According to Charles, many people have asked why IBM would give the “unlucky” 13 designation to the most advanced mainframe technology ever released. He explained that the z13 marks the 13th generation of the CMOS mainframe, and given all of the predictions of the mainframes death over the past 30 years, they decided not to worry about superstition.
The IBM z13 8-core processor chip includes a staggering 3.99 billion transistors and 13.7 miles of copper wire. But despite that, Charles explained that as Moore’s Law slows down, simply trying to develop faster chips doesn’t provide the amount of increased performance that the IBM team wanted to achieve. Going faster than 5.5GHz also poses problems from power density standpoint; it’s simply too hard to provide enough power to the processor to support their needs.
While much of Charles’ presentation was focused on hardware, he remarked that when it comes to selling mainframes “…we don’t just deliver a bucket of silicon and wires and sheet metal. We have to deliver software applications to go along with it…our R&D groups haven’t given me wires that transmit data faster than the speed of light. They haven’t given me scalable atoms.”
According to Charles, the team’s challenge was to slow down clock rate and speed up execution time. They did this in a number of ways, including an incredible amount of work focused on data caching. Here are a few of the things they did:
By adding front-end bandwidth, the z13 can process twice as many instructions per cycle compared to previous generations.
The z13 includes improved branch prediction technology, leveraging the most sophisticated prediction engine in the industry. Charles quipped “we have predictors on our predictors.”
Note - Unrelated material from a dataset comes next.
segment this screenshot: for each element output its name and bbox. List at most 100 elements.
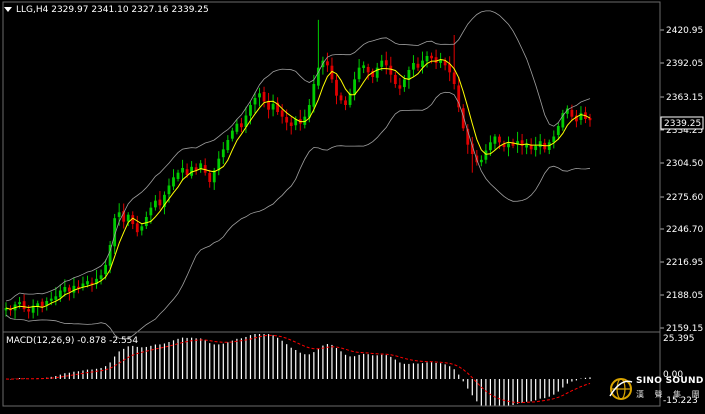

An intra-node interface enables direct L3 cache access between processors. This improved performance by eliminating the need for data to travel through multiple L4 caches.
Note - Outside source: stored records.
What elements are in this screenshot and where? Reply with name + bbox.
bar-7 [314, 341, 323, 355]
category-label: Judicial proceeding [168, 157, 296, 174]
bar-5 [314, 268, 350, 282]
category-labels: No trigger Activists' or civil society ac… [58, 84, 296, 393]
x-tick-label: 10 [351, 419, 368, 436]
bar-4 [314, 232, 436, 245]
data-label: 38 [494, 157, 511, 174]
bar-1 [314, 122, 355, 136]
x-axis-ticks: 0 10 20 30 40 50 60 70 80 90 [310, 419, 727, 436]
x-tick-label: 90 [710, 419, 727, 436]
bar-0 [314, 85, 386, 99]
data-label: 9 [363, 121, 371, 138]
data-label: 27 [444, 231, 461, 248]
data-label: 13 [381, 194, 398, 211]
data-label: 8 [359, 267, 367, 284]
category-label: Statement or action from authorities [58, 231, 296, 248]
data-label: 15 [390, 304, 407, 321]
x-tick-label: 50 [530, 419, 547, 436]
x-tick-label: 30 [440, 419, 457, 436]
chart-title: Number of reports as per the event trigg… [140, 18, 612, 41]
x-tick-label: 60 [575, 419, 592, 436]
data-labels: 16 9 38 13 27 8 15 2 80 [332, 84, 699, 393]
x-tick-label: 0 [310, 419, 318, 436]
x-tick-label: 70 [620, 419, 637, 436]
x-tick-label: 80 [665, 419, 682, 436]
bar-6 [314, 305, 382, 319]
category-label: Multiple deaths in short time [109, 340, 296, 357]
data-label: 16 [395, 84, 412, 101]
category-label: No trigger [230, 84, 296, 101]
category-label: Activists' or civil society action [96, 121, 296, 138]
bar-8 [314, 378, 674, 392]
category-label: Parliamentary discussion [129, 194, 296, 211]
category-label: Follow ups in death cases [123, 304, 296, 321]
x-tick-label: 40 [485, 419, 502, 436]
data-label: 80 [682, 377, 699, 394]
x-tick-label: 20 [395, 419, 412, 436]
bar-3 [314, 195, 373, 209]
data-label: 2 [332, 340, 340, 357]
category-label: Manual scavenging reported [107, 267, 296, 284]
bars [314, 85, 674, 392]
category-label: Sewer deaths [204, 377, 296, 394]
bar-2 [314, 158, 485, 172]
Charles told the crowd that these days, IBM mainframe development spans the world; as he put it “the sun never sets on z Systems development.” This process allows for constant development and testing. For example, when the US-based team leaves for the day, teams in Asia can test their work and make recommendations so the original team can get to work immediately when they return the next morning. It helps the team get more done, and has sped up the overall development process.
We at Rocket were one of the first IBM partners to get a new z13, and our technical teams are still digging into all of the capabilities. If you haven’t already, you can check out all of the new capabilities on the IBM z13 website.
Fun fact: did you know that IBM invented concept of caching technology for the mainframe in the 1960s?